No. 341. Den 10 July 1769.
[Dat de Verzoekingen ten kwaade de menschen niet noedzaaken, om kwaad te zyn; maar aanspooringen en gelegenheden zyn tot deugd, in deezen tegenwoordigen staat van beproeving aangetoond, ter beschaaming der Bedillers van de Goddelyke Voorzienigheid.]
Nunc vero venio ad gravissimam querelam.
Cicero,
Niets is algemeener dan de Menschen te onvrede te vinden over hun lot op deeze Waereld. Ik zal niet handelen van hunne Onvergenoegzaamheid, ten aanzien van hunne tydlyke omstandigheden; maar thans het oog vestigen op eene te Onvredenheid van hooger inzigt, die hunnen Zedelyken Staat betreft.

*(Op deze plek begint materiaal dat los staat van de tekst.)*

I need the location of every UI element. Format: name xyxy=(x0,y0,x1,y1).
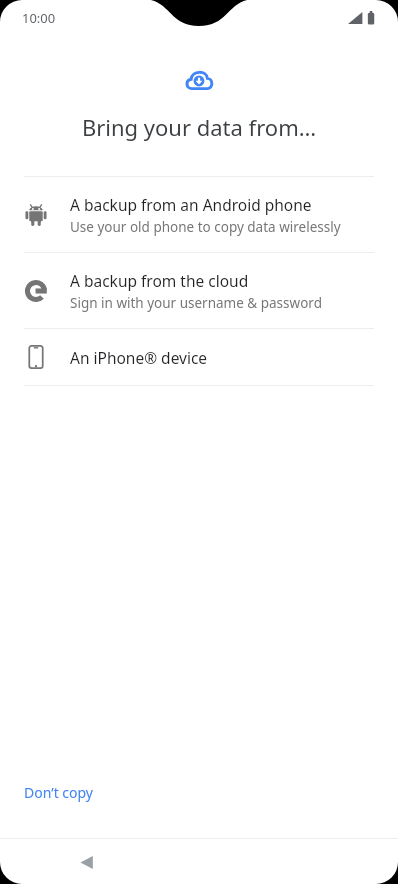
staticText: A backup from an Android phone xyxy=(70,194,312,215)
staticText: Don’t copy xyxy=(24,783,94,802)
button[interactable]: An iPhone® device xyxy=(0,329,398,385)
staticText: Use your old phone to copy data wireless… xyxy=(70,218,341,236)
button[interactable]: A backup from the cloud xyxy=(0,253,398,328)
staticText: Sign in with your username & password xyxy=(70,294,322,312)
staticText: 10:00 xyxy=(22,9,56,27)
staticText: Bring your data from… xyxy=(0,112,398,142)
staticText: A backup from the cloud xyxy=(70,270,249,291)
button[interactable]: Back xyxy=(64,840,108,884)
staticText: An iPhone® device xyxy=(70,347,208,368)
button[interactable]: Don’t copy xyxy=(0,773,118,812)
button[interactable]: A backup from an Android phone xyxy=(0,177,398,252)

Menschen, die dit leven als een staat van Beproeving en Voorbereiding tot eenen toekomenden staat van Belooning of Straffe aanzien, gelyk het waarlyk is, volgens de voorschriften der gezonde Reden, gestaaft door het Godlyk en onwraakbaar gezag der Openbaa- | |
| |
ring, hoort men niet zelden klaagen over de veelvuldigheid der Gelegenheden en verzoekingen ten Kwaade. - Het zou dwaasheid en tevens eene tastbare onwaarheid weezen te ontkennen, dat 'er veelvuldige gelegenheden en verzoekingen ten kwaade ons voorkomen, zy omringen ons aan alle kanten, in alle omstandigheden, en staaten deezes levens; niemand is 'er schoolvry voor, zo lang hy op deeze aarde omwandelt; dan men zou, uit de algemeenheid, de grootheid, en aanhoudenheid der klagten, deswegen uitgestort, welhaast tot het denkbeeld komen, als of het lot der Stervelingen zo ongelukkig ware, dat zy geene Gelegenheden, geene Aanspooringen ten Goede in 't geheel hadden. - Naargeestigheid, die het gansche gelaat der Natuure met een akelig floers overdekt, moge zich toegeeven in het koesteren van dusdanige begrippen. De verwaatene Vyand van den Godsdienst moge dit toestaan en met de sterkste trekken afschilderen, om 'er gelegenheid uit te raapen tot het stout bedillen van de schikkingen der hoogstwyze Voorzienigheid. Hy, die zo gelukkig is van eene vrolyker geaartheid te bezitten, welken aan alles wat hem omringt een blyder aanzien geeft; die eenen redelyken Godsdienst bemint en voorstaat, zal wel verre weezen van deeze Waereld te beschouwen als een jammer-hol, dat ik my dus uitdrukke, waarin niets dan Kwaad en Verzoeking tot Ondeugd gevonden wordt - Myne Leezers veroorlooven my thans, deeze ernstige stoffe wat dieper in te zien, en, te overweeg en of wy geene veelvuldige Gelegenheden en Aanspooringen ten Goede ontmoeten.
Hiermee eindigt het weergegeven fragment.